Pulled pork, brisket, tri-tips, cudighi, and sweet garlic and onion links, fried walleye, CSR's, char sui chicken breast, and Sriracha pork loin braid. The weather wasn't great but we still had about 75 people and went through 50 pounds of meat. And I won the wine category of the Showcase so it was a pretty darn good day!


----------



## KrisUpInSmoke (Jul 21, 2018)

Holy Cow!... and pig!... and chicken!... and fish!...lol!:eek:
There's a lucky group of people there!
That all looks phenomenal! What an undertaking!


----------



## oddegan (Jul 21, 2018)

What people have a hard time believing is that though this is a big cook I don't eat very much at all. By the time it's all ready I tired of it and don't really want any. I'll eat the heck out of it tomorrow though.


----------



## RiversideSm0ker (Jul 22, 2018)

Impressive! Most impressive! Looks like that was a great day. I would love to cook for a big crowd but we just don’t have the room for that kind of company. I like to share the fruits of my labors when I can.

George


----------



## phatbac (Jul 22, 2018)

That looks great! im sure everyone loved it and you were the Hero of the day. i did something similar for my church about a month ago were i cooked for 150 people. i know its fun but causes ya to worry your food is good etc. and when its done you are exhausted! cooking for a large group is a great thing to do every once in a while but it good not to do it all the time! i think you did excellent!

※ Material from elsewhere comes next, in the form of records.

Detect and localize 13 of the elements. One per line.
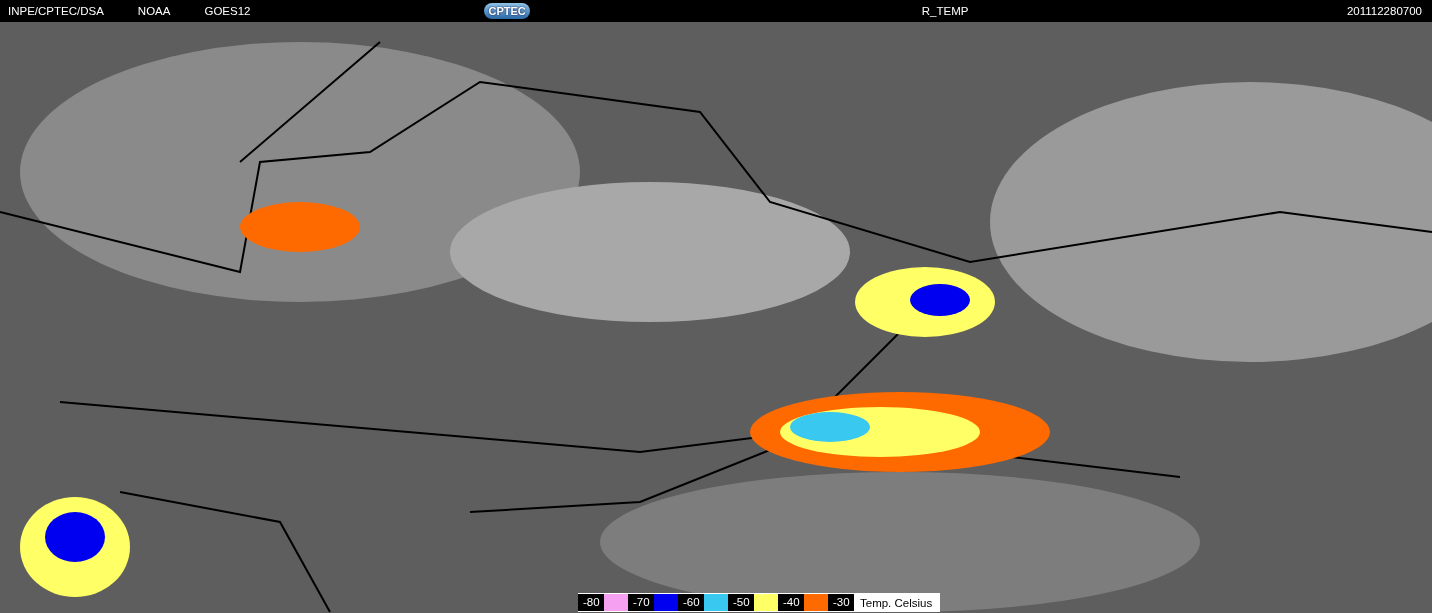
legend-label: -70 bbox=[628, 594, 654, 611]
legend-caption: Temp. Celsius bbox=[860, 596, 933, 609]
header-label: NOAA bbox=[137, 5, 171, 17]
logo: CPTEC bbox=[484, 3, 530, 19]
legend-label: -50 bbox=[728, 594, 754, 611]
legend-label: -80 bbox=[578, 594, 604, 611]
legend-label: -60 bbox=[678, 594, 704, 611]
legend-label: -40 bbox=[778, 594, 804, 611]
header-label: GOES12 bbox=[204, 5, 251, 17]
legend-label: -30 bbox=[828, 594, 854, 611]
header-label: INPE/CPTEC/DSA bbox=[8, 5, 104, 17]
timestamp: 201112280700 bbox=[1346, 5, 1422, 17]
product-label: R_TEMP bbox=[921, 5, 969, 17]
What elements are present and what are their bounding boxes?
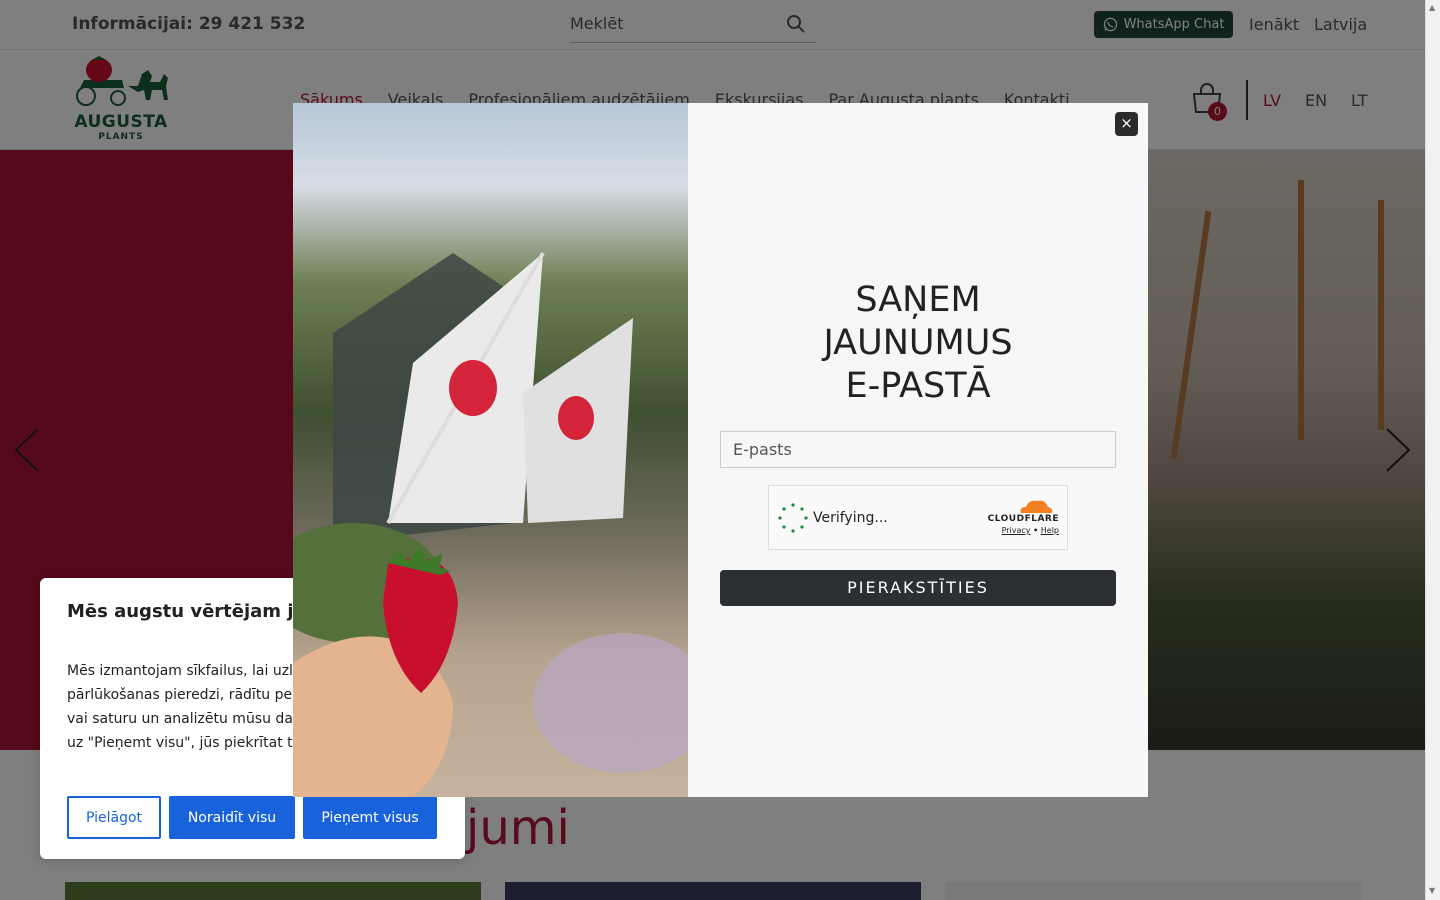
cookie-customise-button[interactable]: Pielāgot [67, 796, 161, 839]
cloudflare-logo: CLOUDFLARE Privacy • Help [979, 498, 1059, 542]
cookie-accept-button[interactable]: Pieņemt visus [303, 796, 437, 839]
modal-title: SAŅEM JAUNUMUS E-PASTĀ [720, 279, 1116, 408]
captcha-brand: CLOUDFLARE [987, 514, 1059, 524]
cloudflare-cloud-icon [1020, 500, 1053, 513]
modal-title-line: JAUNUMUS [823, 323, 1013, 363]
newsletter-modal: × SAŅEM JAUNUMUS E-PASTĀ Verifying... CL… [293, 103, 1148, 797]
modal-title-line: SAŅEM [855, 280, 981, 320]
captcha-privacy-link[interactable]: Privacy [1002, 526, 1031, 535]
subscribe-button[interactable]: PIERAKSTĪTIES [720, 570, 1116, 606]
captcha-sep: • [1033, 526, 1039, 535]
email-field[interactable] [720, 431, 1116, 468]
captcha-status: Verifying... [813, 510, 888, 526]
scrollbar[interactable]: ▲ ▼ [1425, 0, 1440, 900]
captcha-help-link[interactable]: Help [1041, 526, 1059, 535]
close-modal-button[interactable]: × [1115, 112, 1138, 136]
cloudflare-captcha[interactable]: Verifying... CLOUDFLARE Privacy • Help [768, 485, 1068, 550]
cookie-reject-button[interactable]: Noraidīt visu [169, 796, 295, 839]
strawberry-flags-photo [293, 103, 688, 797]
modal-title-line: E-PASTĀ [845, 366, 991, 406]
captcha-links: Privacy • Help [1002, 526, 1059, 535]
loading-spinner-icon [778, 503, 808, 533]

Happy Smoking (for everybody),
phatbac (Aaron)


----------



## oddegan (Jul 22, 2018)

Thank you, everyone, for the kind words. It's always a lot of fun but I'm glad it's only once a year.


----------



## gmc2003 (Jul 22, 2018)

Dang it looks like you nailed that one Jared. Great job. 

Point for sure.

Chris

btw what's cudighi?


----------



## wimpy69 (Jul 22, 2018)

Looked like it was a fine affair with alot of satisfied faces. Congrats on your wine placing. Compliments on your menu, if anyone walked away dissatisfied it was there own fault. Cudighi is a spicy, sweet Italian sausage thats delicious.


----------



## oddegan (Jul 22, 2018)

Thank you all. 


wimpy69 said:


> Cudighi is a spicy, sweet Italian sausage thats delicious


Yep. Around here about the only place you can find it is in the U.P. of all places. Kind of a Scandinavian take on a traditional Italian sausage.


----------